Vast Freshwater Reservoir Found Beneath the Great Salt Lake

A team of University of Utah geophysicists has uncovered evidence of a massive freshwater reservoir hidden beneath the Great Salt Lake, with water-saturated sediments potentially extending three to four kilometers — roughly 10,000 to 13,000 feet — below the lake's hypersaline surface. The findings, published in the Nature-affiliated journal Scientific Reports, represent one of the most significant groundwater discoveries in the American West in decades.

An Unexpected Find Below the Salt

The discovery emerged not from drilling or seismic surveys, but from a helicopter-borne airborne electromagnetic (AEM) survey — a technique that maps subsurface conductivity by measuring how induced electromagnetic fields behave as they travel through different materials.
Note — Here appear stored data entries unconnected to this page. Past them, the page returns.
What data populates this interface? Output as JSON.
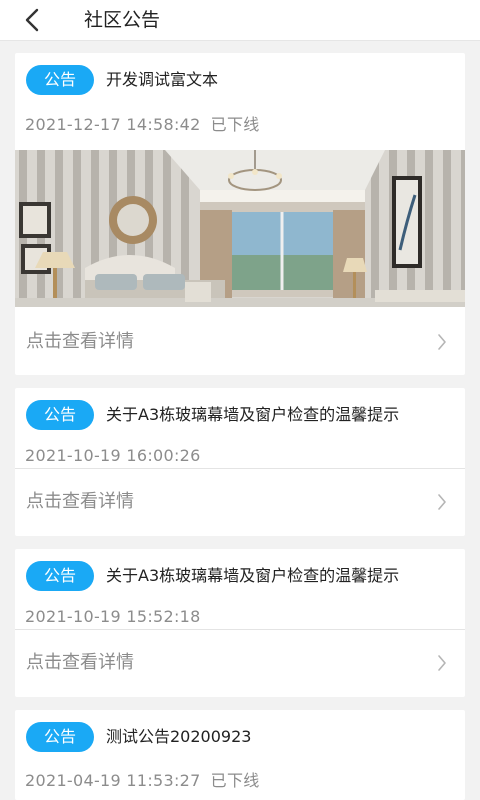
{
  "header": {
    "title": "社区公告"
  },
  "notices": [
    {
      "badge": "公告",
      "title": "开发调试富文本",
      "datetime": "2021-12-17 14:58:42",
      "status": "已下线",
      "detail_label": "点击查看详情"
    },
    {
      "badge": "公告",
      "title": "关于A3栋玻璃幕墙及窗户检查的温馨提示",
      "datetime": "2021-10-19 16:00:26",
      "status": "",
      "detail_label": "点击查看详情"
    },
    {
      "badge": "公告",
      "title": "关于A3栋玻璃幕墙及窗户检查的温馨提示",
      "datetime": "2021-10-19 15:52:18",
      "status": "",
      "detail_label": "点击查看详情"
    },
    {
      "badge": "公告",
      "title": "测试公告20200923",
      "datetime": "2021-04-19 11:53:27",
      "status": "已下线",
      "detail_label": ""
    }
  ],
  "colors": {
    "accent": "#1aa9f5",
    "background": "#f2f2f2",
    "meta_text": "#8c8c8c"
  },
  "icons": {
    "back": "chevron-left-icon",
    "detail_arrow": "chevron-right-icon"
  }
}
Freshwater-saturated sediments resist electrical current very differently from brine-saturated rock, and the contrast in the data was sharp enough to trace the reservoir's rough boundaries across a substantial portion of the lake bed.

Lead researcher Dr. Kristine Pankow and her colleagues had originally deployed the AEM system to study the lake's shallow hydrology and sediment structure. The depth of the freshwater signal — extending far below where any conventional survey would have looked — was, by the team's own description, unexpected. "We were not looking for this," Pankow told reporters following the paper's publication. "The signal was too strong to ignore."

How the Reservoir Got There

The leading hypothesis is that the freshwater was trapped over geological timescales. The Great Salt Lake basin has undergone dramatic cycles of flooding and desiccation over the past several million years. During wetter periods — including the era of Lake Bonneville, the ancient freshwater lake that covered much of northwestern Utah roughly 15,000 years ago — enormous volumes of freshwater percolated into the sediments and fractured bedrock beneath what is now the lake bed.

As conditions dried and the lake's surface water became increasingly saline, the deeper freshwater was effectively sealed in place by layers of low-permeability clay and fine-grained sediment. The hypersaline surface acts as an additional barrier, slowing the mixing that would otherwise allow the freshwater signal to dissipate over time.

The researchers stress that the current data establishes the presence and rough extent of freshwater-saturated zones but does not yet quantify the total volume of recoverable water or characterize the aquifer's internal connectivity. Confirmatory drilling and geochemical sampling will be required to determine whether the water is ancient and isolated or part of an actively recharged system.

What It Could Mean for the West

The timing of the discovery lands in the middle of a regional water crisis. The Great Salt Lake has lost roughly half its surface area since the 1980s, dropping to historic lows that have exposed miles of lakebed, releasing mineral dust and disrupting the saline ecosystem that supports brine shrimp, migratory birds, and the industries that depend on them. Utah and its neighbors have spent years negotiating over Colorado River allocations and debating water conservation mandates.

A large, accessible freshwater aquifer beneath the lake would not solve those problems outright — the practical challenges of extraction, potential subsidence risks from removing subsurface water in a geologically active basin, and the legal questions around ownership of deep groundwater are all significant. But the discovery opens a category of option that policy planners did not previously know existed.

"The question of whether this water is recoverable at any meaningful scale is a separate scientific and engineering problem," said Dr. Michael Manga of UC Berkeley, a hydrogeologist not involved in the study, in comments to Scientific Reports. "But finding it is the necessary first step."

Next Steps

The University of Utah team has proposed a follow-on study involving deep exploratory wells to characterize the aquifer in three dimensions and collect water samples for isotopic dating — a technique that can determine how long the water has been in place and whether it is being slowly recharged by modern precipitation or represents a genuinely finite fossil reserve.

Funding for the next phase has not been confirmed. The original AEM survey was supported in part by the Utah Division of Water Resources, which has signaled interest in the follow-on work. Federal involvement through the U.S. Geological Survey is considered likely given the regional significance of the finding.

For a lake that has spent the past generation defined by what it is losing, the discovery of a vast hidden reserve directly beneath it carries an almost paradoxical quality — water scarcity and water abundance occupying the same coordinates, separated only by several kilometers of ancient sediment.